1. Semmelweis’ hypothesis concerning the priest was that he was having a psychological effect on the patients of childbed fever. Whenever they heard the priest coming they would be terrified thus having a debilitation effect upon the patients.

2. Semmelweis tested this hypothesis by having the priest enter the sick chamber by a roundabout route and without the ringing of the bell so that he could get there silently and unobserved.

3. Semmelweis adapted the lateral position in the first Division because the women in the second Division was lying on their sides. This change in method did little to reduce childbed fever and the mortality rate was unaffected.

4. Other than Semmelweis in the first Division the patients were treated by the medical students. And in the patients in the second Division was treated by the midwives.

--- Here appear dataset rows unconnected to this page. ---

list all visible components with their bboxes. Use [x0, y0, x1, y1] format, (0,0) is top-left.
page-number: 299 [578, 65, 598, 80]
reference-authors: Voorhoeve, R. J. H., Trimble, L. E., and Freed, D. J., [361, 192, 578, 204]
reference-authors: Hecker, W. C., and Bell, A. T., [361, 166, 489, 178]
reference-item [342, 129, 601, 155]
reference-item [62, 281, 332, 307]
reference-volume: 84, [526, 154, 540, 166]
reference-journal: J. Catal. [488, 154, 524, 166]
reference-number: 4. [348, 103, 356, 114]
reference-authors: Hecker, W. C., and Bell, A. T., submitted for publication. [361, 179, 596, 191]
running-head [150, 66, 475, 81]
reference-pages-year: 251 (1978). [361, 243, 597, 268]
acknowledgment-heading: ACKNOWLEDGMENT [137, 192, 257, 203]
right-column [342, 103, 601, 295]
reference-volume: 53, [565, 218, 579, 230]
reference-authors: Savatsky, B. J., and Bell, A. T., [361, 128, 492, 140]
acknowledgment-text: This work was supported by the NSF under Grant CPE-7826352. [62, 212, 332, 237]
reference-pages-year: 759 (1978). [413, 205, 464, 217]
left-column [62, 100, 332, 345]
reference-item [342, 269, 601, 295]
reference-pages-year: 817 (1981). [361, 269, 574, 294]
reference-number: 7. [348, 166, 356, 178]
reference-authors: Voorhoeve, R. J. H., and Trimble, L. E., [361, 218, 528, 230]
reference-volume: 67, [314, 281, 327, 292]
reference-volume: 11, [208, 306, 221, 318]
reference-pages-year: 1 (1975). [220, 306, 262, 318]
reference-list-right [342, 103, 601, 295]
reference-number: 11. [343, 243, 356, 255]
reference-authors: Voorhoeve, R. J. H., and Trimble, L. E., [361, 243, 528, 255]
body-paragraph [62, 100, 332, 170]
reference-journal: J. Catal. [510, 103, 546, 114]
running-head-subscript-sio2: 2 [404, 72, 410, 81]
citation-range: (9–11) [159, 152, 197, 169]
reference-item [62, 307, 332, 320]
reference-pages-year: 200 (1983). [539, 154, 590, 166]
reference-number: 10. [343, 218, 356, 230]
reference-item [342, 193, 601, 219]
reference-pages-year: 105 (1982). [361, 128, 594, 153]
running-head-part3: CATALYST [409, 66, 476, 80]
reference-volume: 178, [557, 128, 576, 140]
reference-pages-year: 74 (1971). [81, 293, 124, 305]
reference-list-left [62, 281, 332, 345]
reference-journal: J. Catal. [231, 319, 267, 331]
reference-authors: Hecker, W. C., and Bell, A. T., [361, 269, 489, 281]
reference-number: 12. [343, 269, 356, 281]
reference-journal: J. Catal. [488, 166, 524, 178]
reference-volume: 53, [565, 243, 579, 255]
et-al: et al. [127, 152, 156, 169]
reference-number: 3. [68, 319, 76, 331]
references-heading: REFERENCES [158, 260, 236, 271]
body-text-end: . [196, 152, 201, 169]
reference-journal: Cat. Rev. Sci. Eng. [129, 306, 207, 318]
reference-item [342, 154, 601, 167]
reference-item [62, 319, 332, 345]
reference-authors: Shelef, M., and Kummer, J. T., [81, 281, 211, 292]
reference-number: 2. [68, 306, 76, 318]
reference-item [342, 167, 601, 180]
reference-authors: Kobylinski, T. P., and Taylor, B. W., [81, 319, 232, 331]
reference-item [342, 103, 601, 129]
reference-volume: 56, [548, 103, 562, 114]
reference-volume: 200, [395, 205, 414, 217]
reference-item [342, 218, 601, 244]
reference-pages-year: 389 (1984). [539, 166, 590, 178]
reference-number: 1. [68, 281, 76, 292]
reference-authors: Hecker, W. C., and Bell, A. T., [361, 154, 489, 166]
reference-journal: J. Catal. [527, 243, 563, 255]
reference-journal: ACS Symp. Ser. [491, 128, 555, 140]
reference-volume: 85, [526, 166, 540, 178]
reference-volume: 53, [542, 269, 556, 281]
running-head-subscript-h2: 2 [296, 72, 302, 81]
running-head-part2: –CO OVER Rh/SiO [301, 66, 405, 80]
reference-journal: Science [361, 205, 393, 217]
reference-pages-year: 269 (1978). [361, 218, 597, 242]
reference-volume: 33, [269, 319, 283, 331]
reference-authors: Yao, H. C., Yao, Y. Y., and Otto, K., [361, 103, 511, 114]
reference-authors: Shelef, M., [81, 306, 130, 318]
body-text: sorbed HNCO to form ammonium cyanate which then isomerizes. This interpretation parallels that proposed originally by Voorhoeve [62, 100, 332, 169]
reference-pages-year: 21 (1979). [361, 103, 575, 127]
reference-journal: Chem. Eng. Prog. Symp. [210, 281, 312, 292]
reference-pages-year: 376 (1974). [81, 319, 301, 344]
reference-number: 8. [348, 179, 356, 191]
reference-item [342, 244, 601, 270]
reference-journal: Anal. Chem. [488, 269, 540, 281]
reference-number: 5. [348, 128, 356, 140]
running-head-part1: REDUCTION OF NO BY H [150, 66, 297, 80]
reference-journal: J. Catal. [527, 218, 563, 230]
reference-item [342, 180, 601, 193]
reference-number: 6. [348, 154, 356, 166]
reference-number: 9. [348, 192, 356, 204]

5. The tragic incident that opened Semmelweis’ eye was when his friend Kolletschka, received a puncture wound in his finger, from the scalpel of a student with whom he was performing an autopsy. He then died after displaying the same symptoms of childbed fever. Semmelweis then realized that “Cadaveric matter” from the student’s scalpel after the autopsy had been introduced into his friend’s bloodstream causing his death.

6. His hypothesis using the conditional format was that in the Second Division the patients were attended primarily by midwives whose training did not include anatomical instruction by dissection of cadavers. Women who had street births who arrived with babies in their arms were rarely examined and thus had a better chance of escaping infection. Similarly the victims of childbed fever among newborn babies were all among those whose mothers had contracted the disease during labor; for then the baby could have contracted the disease before birth through the common blood stream where as it was impossible as the mother remained healthy.